Historia del edificio
No son muchos los datos que tenemos sobre su construcción,
como es habitual en este tipo de edificios. Casi todos los autores
se muestran de acuerdo en que su construcción debió
realizarse en dos fases cercanas en el tiempo, entre mediados
del siglo XII y comienzos del XIII, si bien el aspecto que presenta
en la actualidad está muy influenciado por las reformas
realizadas en el barroco, y que dificultan en gran medida su datación.
El edificio debió comenzar a construirse por el costado
septentrional. En el siglo XVI se reestructuró todo el
interior. Sabemos, gracias a la documentación de archivo,
que antes de 1570 trabajó en esta obra el cantero Juan
de Monasterio. En el siglo XVII se añadió la sacristía
y la torre, esta última en sustitución de una primitiva
espadaña que posiblemente se había derrumbado unos
años antes.

El aspecto actual de la iglesia evidencia esta sucesión
de campañas constructivas. Se trata de un templo de planta
rectangular, estructurado en su interior en dos naves, con una
pequeña torre campanario en el muro de los pies que ocupa
todo el ancho de la nave norte, y la sacristía, que se
adosa a esta misma nave.
El exterior
En
el exterior puede apreciarse un paramento bastante uniforme. Salvo
en el muro de los pies, todos los lienzos se encuentran reforzados
con contrafuertes, construidos en diferentes épocas. En
el muro norte destacan los canecillos figurativos de la parte
superior, en donde pueden distinguirse formas humanas, y otras
con un marcado carácter fálico.
La portada principal se sitúa en el lado sur,
enmarcada por dos gruesos contrafuertes, y cubierta por un tejaroz
con decoración de bolas. Es un sencillo arco apuntado rodeado
por cuatro arquivoltas y una chambrana sin decoración,
que debió realizarse a finales del siglo XV. Sin duda éste
no fue el acceso original de la iglesia. En el muro de poniente
hay un gran arco gótico cegado, pero la falta de un estudio
sistemático de los paramentos impide saber con certeza
si se trata de un acceso medieval o un arco perpiaño que
daba acceso a un nuevo tramo en dirección a los pies.

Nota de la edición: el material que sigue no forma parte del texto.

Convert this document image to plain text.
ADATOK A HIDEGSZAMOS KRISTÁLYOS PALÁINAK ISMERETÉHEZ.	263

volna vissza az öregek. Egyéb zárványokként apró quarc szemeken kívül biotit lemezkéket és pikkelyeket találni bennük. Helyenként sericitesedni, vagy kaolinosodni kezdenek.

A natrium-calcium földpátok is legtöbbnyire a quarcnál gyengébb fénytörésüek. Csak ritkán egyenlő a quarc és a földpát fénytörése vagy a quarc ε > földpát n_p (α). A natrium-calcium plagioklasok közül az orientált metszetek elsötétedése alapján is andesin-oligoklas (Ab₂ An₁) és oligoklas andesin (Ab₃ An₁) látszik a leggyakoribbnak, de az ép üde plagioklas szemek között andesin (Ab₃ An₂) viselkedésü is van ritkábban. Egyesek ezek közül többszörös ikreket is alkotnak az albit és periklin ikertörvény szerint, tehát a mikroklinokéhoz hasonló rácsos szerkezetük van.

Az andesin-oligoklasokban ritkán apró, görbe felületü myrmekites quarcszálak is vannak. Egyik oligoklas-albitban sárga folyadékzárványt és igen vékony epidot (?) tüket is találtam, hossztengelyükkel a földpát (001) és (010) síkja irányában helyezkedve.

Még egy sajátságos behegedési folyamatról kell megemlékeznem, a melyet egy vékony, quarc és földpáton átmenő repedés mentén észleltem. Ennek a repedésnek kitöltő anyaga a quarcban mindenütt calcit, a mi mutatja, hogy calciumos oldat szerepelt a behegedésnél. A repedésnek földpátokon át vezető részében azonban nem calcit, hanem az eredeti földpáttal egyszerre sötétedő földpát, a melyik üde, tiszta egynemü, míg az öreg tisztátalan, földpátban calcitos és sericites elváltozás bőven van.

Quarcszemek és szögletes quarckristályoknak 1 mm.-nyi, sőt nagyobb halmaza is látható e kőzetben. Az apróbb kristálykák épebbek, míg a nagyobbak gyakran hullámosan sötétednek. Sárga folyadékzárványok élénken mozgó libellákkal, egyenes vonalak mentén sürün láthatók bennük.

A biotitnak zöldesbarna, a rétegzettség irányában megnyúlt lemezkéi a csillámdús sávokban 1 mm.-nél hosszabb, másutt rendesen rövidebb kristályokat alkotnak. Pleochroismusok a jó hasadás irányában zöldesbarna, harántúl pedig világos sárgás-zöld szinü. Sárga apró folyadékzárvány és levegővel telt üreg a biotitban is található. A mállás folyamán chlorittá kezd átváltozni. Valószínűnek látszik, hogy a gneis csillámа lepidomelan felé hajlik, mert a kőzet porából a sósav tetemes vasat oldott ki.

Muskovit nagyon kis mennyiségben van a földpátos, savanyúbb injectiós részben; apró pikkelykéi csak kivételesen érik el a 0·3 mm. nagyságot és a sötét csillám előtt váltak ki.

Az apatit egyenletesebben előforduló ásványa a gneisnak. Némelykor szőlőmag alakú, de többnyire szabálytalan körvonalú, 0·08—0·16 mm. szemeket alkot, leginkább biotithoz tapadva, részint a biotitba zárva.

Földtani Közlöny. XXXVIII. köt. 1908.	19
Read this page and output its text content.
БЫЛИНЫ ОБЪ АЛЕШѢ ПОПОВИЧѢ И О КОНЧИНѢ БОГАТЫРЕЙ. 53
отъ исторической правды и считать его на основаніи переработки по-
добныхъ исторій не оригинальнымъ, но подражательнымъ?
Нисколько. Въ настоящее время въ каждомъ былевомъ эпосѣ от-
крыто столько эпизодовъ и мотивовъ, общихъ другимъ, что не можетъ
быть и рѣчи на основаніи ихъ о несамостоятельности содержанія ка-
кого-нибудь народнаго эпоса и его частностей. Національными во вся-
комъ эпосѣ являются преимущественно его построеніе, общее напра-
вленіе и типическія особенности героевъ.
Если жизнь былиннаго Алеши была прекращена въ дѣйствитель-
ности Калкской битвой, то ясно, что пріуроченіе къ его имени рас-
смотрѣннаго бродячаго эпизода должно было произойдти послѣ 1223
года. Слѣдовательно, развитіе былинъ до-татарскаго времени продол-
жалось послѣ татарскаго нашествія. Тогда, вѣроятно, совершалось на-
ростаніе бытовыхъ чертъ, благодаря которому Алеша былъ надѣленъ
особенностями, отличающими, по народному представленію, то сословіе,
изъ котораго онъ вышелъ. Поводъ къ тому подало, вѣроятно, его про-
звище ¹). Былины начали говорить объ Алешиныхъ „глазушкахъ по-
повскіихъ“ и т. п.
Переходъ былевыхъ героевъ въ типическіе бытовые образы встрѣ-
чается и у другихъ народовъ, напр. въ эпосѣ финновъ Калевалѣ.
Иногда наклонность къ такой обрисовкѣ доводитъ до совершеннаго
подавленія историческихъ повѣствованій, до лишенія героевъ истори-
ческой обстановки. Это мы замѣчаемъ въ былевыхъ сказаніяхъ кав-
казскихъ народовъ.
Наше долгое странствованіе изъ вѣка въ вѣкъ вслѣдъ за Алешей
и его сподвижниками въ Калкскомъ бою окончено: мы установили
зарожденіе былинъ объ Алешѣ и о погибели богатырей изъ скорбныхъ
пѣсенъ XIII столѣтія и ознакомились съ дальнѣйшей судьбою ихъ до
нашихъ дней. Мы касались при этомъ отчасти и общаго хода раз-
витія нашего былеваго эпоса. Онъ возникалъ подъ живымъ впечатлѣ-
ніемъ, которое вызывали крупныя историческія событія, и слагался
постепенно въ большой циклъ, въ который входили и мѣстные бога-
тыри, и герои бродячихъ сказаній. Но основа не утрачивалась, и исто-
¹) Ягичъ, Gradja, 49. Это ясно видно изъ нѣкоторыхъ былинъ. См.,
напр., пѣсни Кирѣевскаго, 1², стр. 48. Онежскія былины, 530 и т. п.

En el hastial sur se aprecian los restos de otro
acceso con un arco de medio punto, sostenido sobre un cimacio
decorado con taqueado.
El interior
En el interior se aprecian las dos naves, separadas
por grandes pilastras y arcos formeros. Tanto la nave como el
ábside norte se cubren con bóvedas de terceletes,
mientras que en la septentrional hay una crucería simple.
Ambas se rematan en un ábside cuadrangular con testero
recto, que se comunica con las naves por medio de arcos de medio
punto. En el muro del ábside meridional se aprecia una
ventana saetera cegada; mientras que en el contrario hay un vano
adintelado, que comunica con la sacristía. A los pies de
la nave oeste hay un coro alto, construido en el barroco, y en
la otra nave se encuentra el baptisterio medieval, semioculto
por una reja.
La torre se divide en dos alturas, si bien la primera
está cegada. Por medio de una puerta construida seguramente
en la misma época que el campanario, se accede a una escalera
de caracol. Por ella se sube al segundo cuerpo, en donde se aprecian
cuatro troneras de arcos de medio punto, algunas de las cuáles
pudieron formar parte de la primitiva espadaña románica.
Las pinturas murales
Recientemente se ha quitado el enlucido de cal con
que se había recubierto el interior, y en los muros han
aparecido unas extraordinarias pinturas tardogóticas que
debieron cubrir todo el interior. Su estética se ha relacionado
con el conocido como maestro de San Felices, un pintor local procedente
quizás de la localidad homónima. Se trata de un
pintor del siglo XV cuyo taller trabajó en varias iglesias
situadas en el norte de Palencia y el sur de Cantabria, como San
Cebrián de Mudá, Revilla de Santullán, Valdeolea,
o Santa María la Real de Valberzoso.

Las pinturas de Matamorisca son de un extraordinario
virtuosismo y delicadeza, pero denotan un marcado arcaísmo.
Se trata de figuras rígidas y antinaturales, en cuyos rasgos
se aprecia un intento de buscar la expresividad característica
del gótico pero mediante una estética todavía
anclada en lo románico. En las representaciones se usa
la perspectiva jerárquica, y su policromía está
formada por tonos vivos. También son características
las bandas con motivos geométricos, que enmarcan y delimitan
las diferentes escenas.

En el muro septentrional de la nave sur destaca la
figura de una mujer, que debió formar parte de una escena
más amplia. Pero el conjunto de mayor riqueza se encuentra
en el ábside del lado de la epístola. En el lienzo
sur se puede ver, en la parte superior, la Matanza de los Inocentes,
y en la inferior, un Juicio Final. En la cabecera se aprecian
diferentes representaciones. De arriba abajo, y de izquierda a
derecha, se encuentra el Nacimiento, la adoración de los
Magos, la adoración de los pastores, un funeral y dos escenas
de caza. En la bóveda esta representado un Tetramorfos.

El arte mueble
Por último, en relación al arte
mueble, destaca la pila bautismal tardorrománica, situada
actualmente en el ábside de la epístola. Está
formada por una base y un cuerpo superior, ambos de piedra arenisca.
Se decora con dos franjas de arquillos ciegos separados por una
imposta.

En el ábside del evangelio hay un retablo
de factura neoclásica con una figura masculina que podría
corresponder al santo titular de la iglesia. Algunos autores anteriores
a la Guerra Civil afirmaron también haber visto en su interior
una Virgen gótica con el Niño, cuya ubicación
actual se desconoce.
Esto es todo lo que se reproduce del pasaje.